Viareggio, i balneari della Darsena divisi dalla ciclabile pista: “In estate sarà il caos”

La nuova pista ciclabile sul viale Europa

Collegherà il Vialone al centro cittadino e alla nuova pista ciclabile della Lecciona. Ma per alcuni titolari degli stabilimenti «crederanno più problemi che soluzioni»

VIAREGGIO. A little giorni dall’inizio ufficiale della stagione turistica il Vialone della Darsena, alias Viale Europa, è un cantante a cielo aperto. Primi ciclisti, un gruppo di studenti, vicino ad attraversarlo, districandosi tra asfalto sventrato, transenne e auto. Che, come capita spesso a Viareggio, interpreti di propria iniziativa il codice della strada.

Nel frattempo i balneari preparano i loro stabilimenti in vista della bella settimana e soprattutto della Pasqua. Con la grande incognita della nuova pista ciclabile che, dal palazzetto e attraverso la Pineta di Levante, se è ancora davanti a sinistra e dietro il Vialone perché proviene dal centro cittadino. Riducendo sensibilmente la carreggiata. E creando, secondo alcuni balneari, più problemi che soluzioni.

«Il vero bank di prove – spiegano Giacomo Mayorellititolo del bagno Arizona, e Luigia Spazzafumo, titolare dell’Ester, tra i più critici sull’operazione – non sarà nei prossimi giorni, quando iniziano ad arrivare i primi clienti. La vera prova sarà giugno, nei fine settemana e nei giorni clou dell’estate, tra luglio e agosto. A che punto vedremo quale sarà l’impatto dell’invasione solitaria dell’auto e se il fiume sarà tutto ciò che è nuova viabilità. A nostro giudizio, sarà il caos».

Secondo alcuni balneari darenotti il ​​​​​​tracciato lato bagni non è l’ideale. È stata ridotta la cosiddetta “sede stradale”, perché quello che una volta era il marciapiede è stato allargato per realizzare, appunto, la pista ciclabile rialzata. Che fungerà da collegamento ciclabile attraverso la città, attraverso via Coppino e via Menini, e la futura pista ciclabile della Lecciona, nel progetto ciclabile Tirrenica. Forse il primo tassello di una viabilità tutta nuova per la Darsena, con via del Mare a fare da bullone.

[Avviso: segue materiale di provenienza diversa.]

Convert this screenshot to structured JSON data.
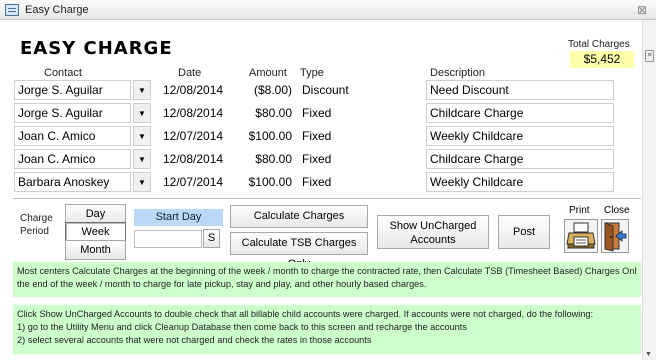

«Il primo progetto in assoluto, qualche anno fa, prevede il passaggio della ciclopista dietro i locali. Quindi più all’interno del Parco – continua Maggiorelli e Spazzafumo – Preso atto che questo tracciato non è andato a bien fin, per mancati accordi col Parco e per la necessità di un investimento maggiore rispetto all’attuale (la pista ciclabile della Darsena è costata circa 800mila euro, ndr), il Comune avrebbe potuto scegliere di realizzare la bike lane a sinistra del Vialone, e non a destra». Cioè lato locali. «Averla realizzata lato bagni, invece, si comporta che la carreggiata venga sensata, con grande scomodità per i veicoli che arrivano qui. I fornitori saranno in difficoltà, perché hanno mezzi particolarmente ingombranti. Secondo noi, ci saranno problemi sia in entrata che in uscita dai bagni. Se credessero nessun codice e disagi. E ci saranno rischi per la sicurezza». Racconterò, ha proseguito, la possibilità che nei giorni di maggior afflusso «si scateni il solito assalto a qualsiasi cosa somigli a parcheggio. La scena classica che abbiamo visto domenica sera è stata la fila di auto toppe sul marciapiede oggi sostituto dalla pista ciclabile. Ovviamente è un comportamento detestabile che non è giustificato. Ma non possiamo tentare che accada di nuovo».

Lavoro in una fase avanzata, è anche completato – altro punto interrogativo discreto – ma viene da chiedersi: i balneari devono rassegnarsi, oppure chiederanno qualche piccola modifica? La loro risposta è, tutto sommato, diplomatica: «Abbiamo segnalato gli aspetti critici di questa viabilità che non ci vede contra aspettiri a nudo – concludono i titolari dei bagni Arizona e Ester – Vediamo alla prova della stagione turistica quali saranno gli good e quali quelli da migliorare Un’ipotesi potrebbe essere un circuito ad anello tra il Vialone e la strada che passa davanti agli ingressi dei bagni, con due sensi unici: un verso Torre del Lago e un verso Viareggio. Rafforziamo in sicurezza il servizio della nave che affrontiamo ogni anno, con i nostri clienti che possiamo lasciare l’auto nell’area piscina palazzetto. Se non si riduce la presenza dell’auto, la nuova pista ciclabile non avrà molto senso».